Pero aún estaba dando la vuelta. Vlad seguía avanzando en línea recta, acercándose más y más, hasta que estuvo a tres caballos de distancia; no tan cerca como para que pareciera indecoroso. Lo bastante cerca como para no errar el blanco.

Un tirón de riendas hizo mover la cabeza de Kalafat hacia la derecha. Entonces, usando todo el impulso que le daba el caballo y su propio cuerpo, se echó hacia atrás y después hacia delante, y antes de que el turco atravesara la línea de seguridad arrojó el jerid directamente al centro de la columna vertebral de Mehmet.
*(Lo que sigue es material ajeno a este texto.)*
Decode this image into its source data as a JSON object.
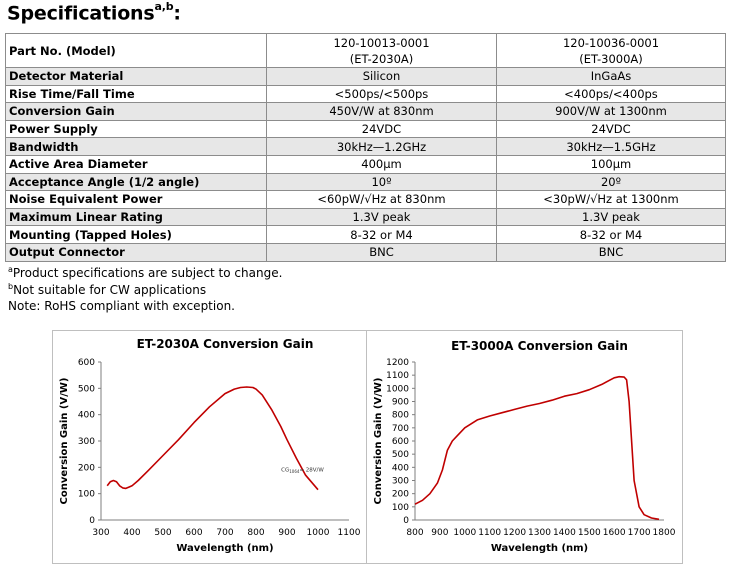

Vlad tuvo el placer de oír el golpe seco de la madera, que por lo que veía había arrojado con suficiente fuerza. Lo mismo tenía que haber pensado Mehmet, porque soltó un potente grito y salió como volando de la silla de montar y rodó varias veces en el polvo. Vlad miró hacia atrás y sintió alivio al ver que el cuerpo se movía: no creía que el destino de los dos incluyera la muerte de Mehmet ese día, a manos de un rehén. Pero sintió más alivio aún cuando, caminó a su extremo del campo, alargó la mano y se apretó la ingle.

—Sigue ahí —murmuró mientras se le dibujaba una sonrisa.